Brennnessel – einheimische Wildkräuter

Die Brennnessel ist leider für viele noch  ein Unkraut, was schnell aus dem Garten entfernt wird, damit die Beete immer schön clean gehalten werden. Auch anderen Pflanze führen dieses Schattendasein in unserem Garten in unserer modernen Gesellschaft.

Wir haben immer mehr das Gefühl für die Natürlichkeit verloren. Statt diese wertvollen Planzen für unsere Gesundheit zu verwenden, landen sie auf dem Kompost. Ob Giersch Vogelmiere, Gundermann, Löwenzahn oder die Brennnessel, alle haben gerade im Frühjahr so viel zu bieten, um unseren Körper mit wichtigen Mineralstoffen, Spurenelementen und Vitaminen zu versorgen.

Die Brennessel

Die Brennnessel hat großen Einfluss auf unsere Gesundheit. Als eine der ersten Kräuter die sich Richtung Sonne strecken, sollte man sie für eine Frühjahrs Kur einsetzen um die Reinigung des Körpers zu unterstützen.

Die Brennnessel reinigt unser Blut und unterstützt den Körper bei der Entgiftung.

Vorzugsweise  als Tee getrunken, aus der frisch Pflanze oder getrocknet für den Winter, hilft die Brennnessel dabei  Gifte aus dem Körper aus zu leite.

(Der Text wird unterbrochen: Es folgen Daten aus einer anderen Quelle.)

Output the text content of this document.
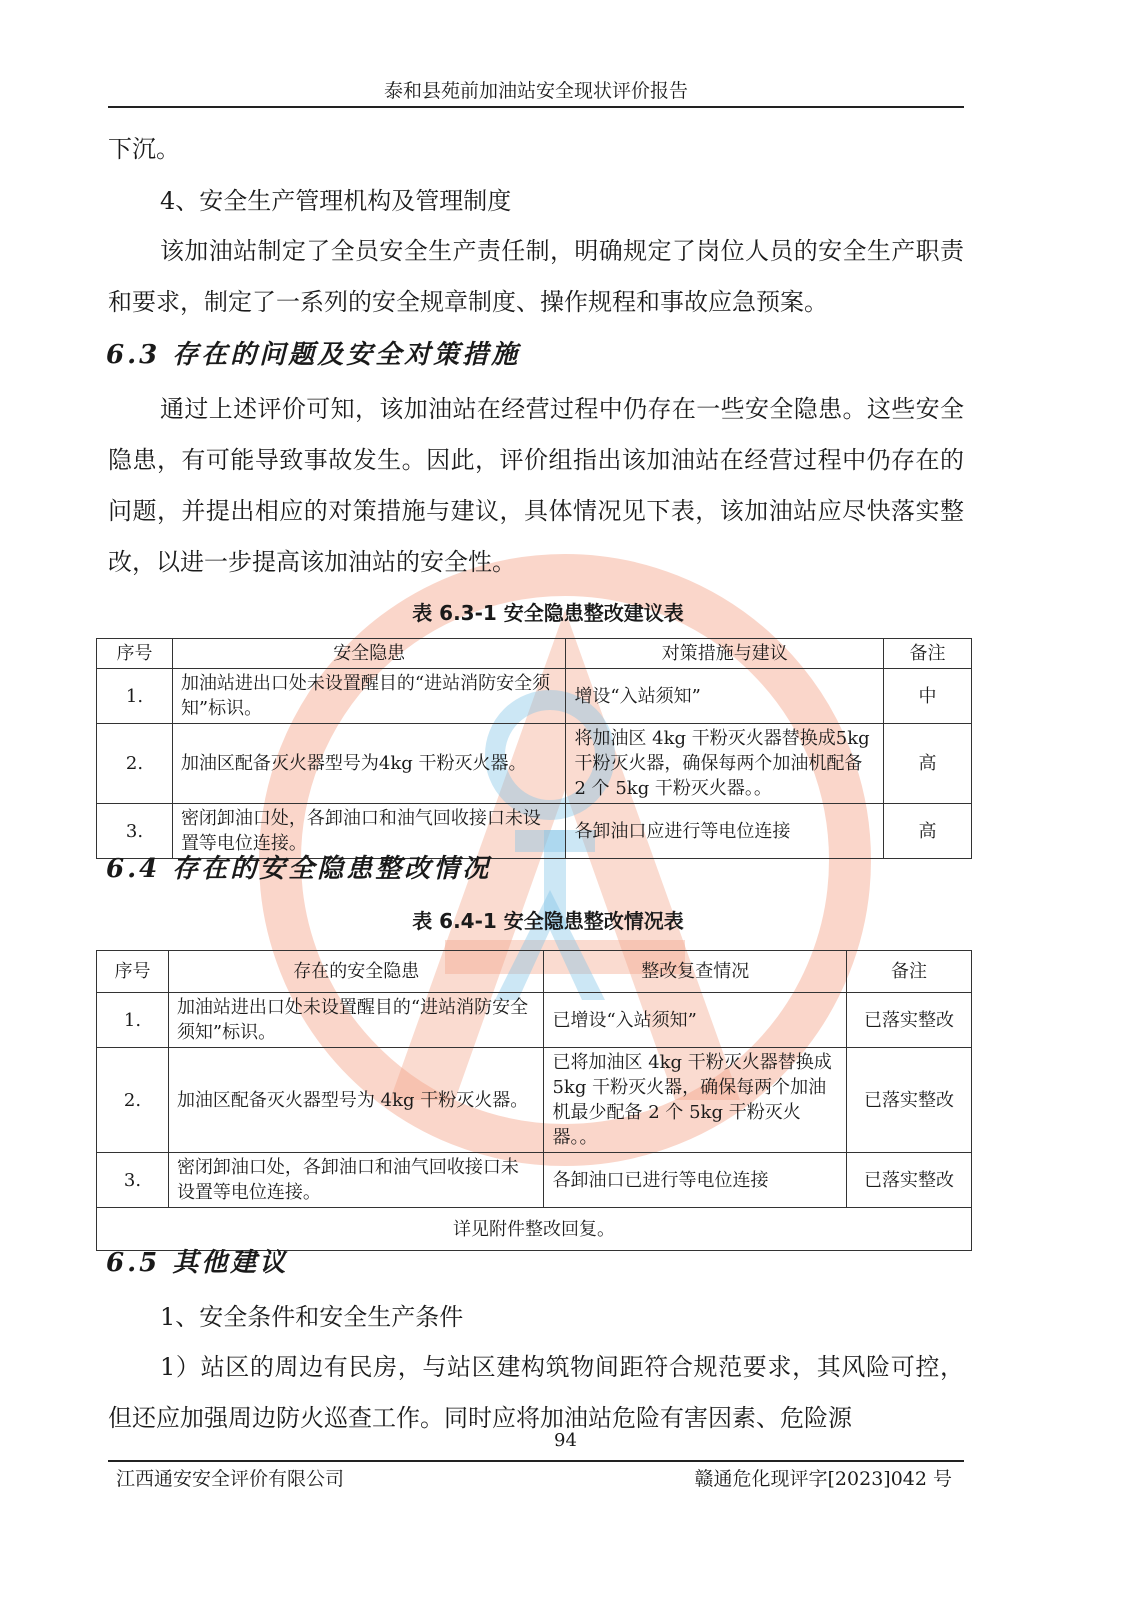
泰和县苑前加油站安全现状评价报告

下沉。

4、安全生产管理机构及管理制度

该加油站制定了全员安全生产责任制，明确规定了岗位人员的安全生产职责和要求，制定了一系列的安全规章制度、操作规程和事故应急预案。

6.3 存在的问题及安全对策措施

通过上述评价可知，该加油站在经营过程中仍存在一些安全隐患。这些安全隐患，有可能导致事故发生。因此，评价组指出该加油站在经营过程中仍存在的问题，并提出相应的对策措施与建议，具体情况见下表，该加油站应尽快落实整改，以进一步提高该加油站的安全性。

表 6.3-1 安全隐患整改建议表
序号	安全隐患	对策措施与建议	备注
1.	加油站进出口处未设置醒目的“进站消防安全须知”标识。	增设“入站须知”	中
2.	加油区配备灭火器型号为4kg 干粉灭火器。	将加油区 4kg 干粉灭火器替换成5kg 干粉灭火器，确保每两个加油机配备 2 个 5kg 干粉灭火器。。	高
3.	密闭卸油口处，各卸油口和油气回收接口未设置等电位连接。	各卸油口应进行等电位连接	高
6.4 存在的安全隐患整改情况
表 6.4-1 安全隐患整改情况表
序号	存在的安全隐患	整改复查情况	备注
1.	加油站进出口处未设置醒目的“进站消防安全须知”标识。	已增设“入站须知”	已落实整改
2.	加油区配备灭火器型号为 4kg 干粉灭火器。	已将加油区 4kg 干粉灭火器替换成 5kg 干粉灭火器，确保每两个加油机最少配备 2 个 5kg 干粉灭火器。。	已落实整改
3.	密闭卸油口处，各卸油口和油气回收接口未设置等电位连接。	各卸油口已进行等电位连接	已落实整改
详见附件整改回复。			
6.5 其他建议

1、安全条件和安全生产条件

1）站区的周边有民房，与站区建构筑物间距符合规范要求，其风险可控，但还应加强周边防火巡查工作。同时应将加油站危险有害因素、危险源

94
江西通安安全评价有限公司	赣通危化现评字[2023]042 号
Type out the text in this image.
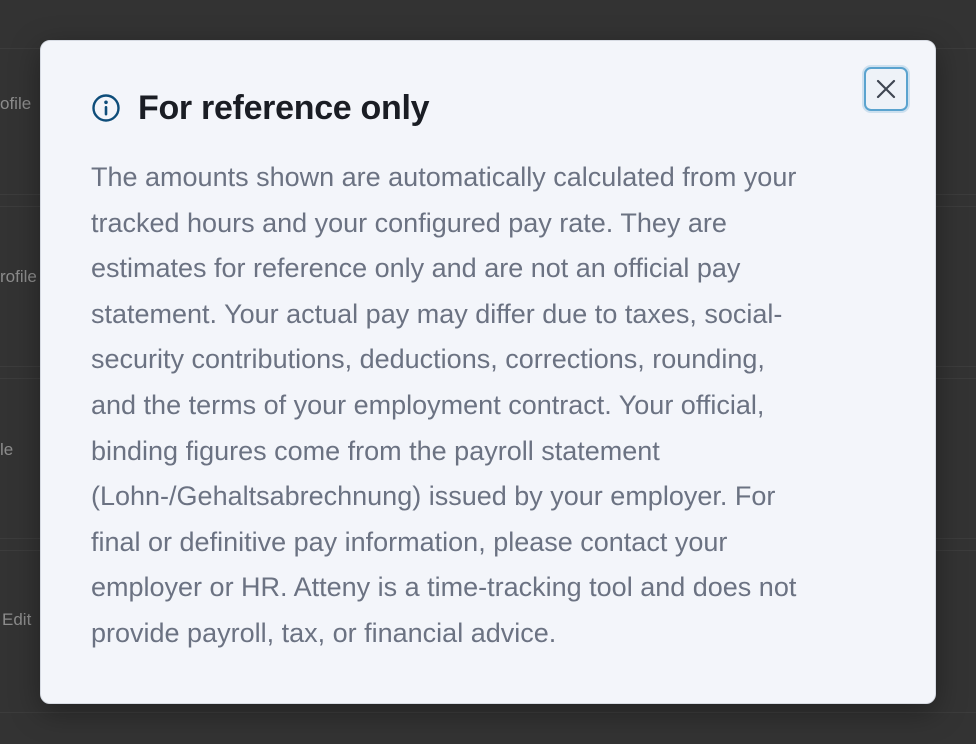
ofile
rofile
le
Edit
For reference only
The amounts shown are automatically calculated from your
tracked hours and your configured pay rate. They are
estimates for reference only and are not an official pay
statement. Your actual pay may differ due to taxes, social-
security contributions, deductions, corrections, rounding,
and the terms of your employment contract. Your official,
binding figures come from the payroll statement
(Lohn-/Gehaltsabrechnung) issued by your employer. For
final or definitive pay information, please contact your
employer or HR. Atteny is a time-tracking tool and does not
provide payroll, tax, or financial advice.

Die Blätter kann man super in grünen Smoothies verarbeiten für eine Extraportion Vitamine oder auch in den Entsafter geben um den frisch gepressten Saft auf zuwerten. Aber man kann die Brennnessel auch in Suppen verarbeiten.

Das habe ich selber noch nicht probiert. Ein bisschen Respekt hab ich schon vor den Blättern.

Aber wusstes Du, das die Samen der Brennnessel genau so gesund sind, wie der Rest der Pflanze. Man kann sie auch mit den Händen anfassen, nur aufpassen, dass man die Blätter nicht berührt, sonst wird’s unangenehm. Die Samen kann man im Sommer ernten, frisch schmecken sie (mir) allerdings am besten.

Für den Vitamin Vorrat im Winter werden die Samen einfach getrocknet. Schmeckt auch lecker einfach  über einen Salat gestreut.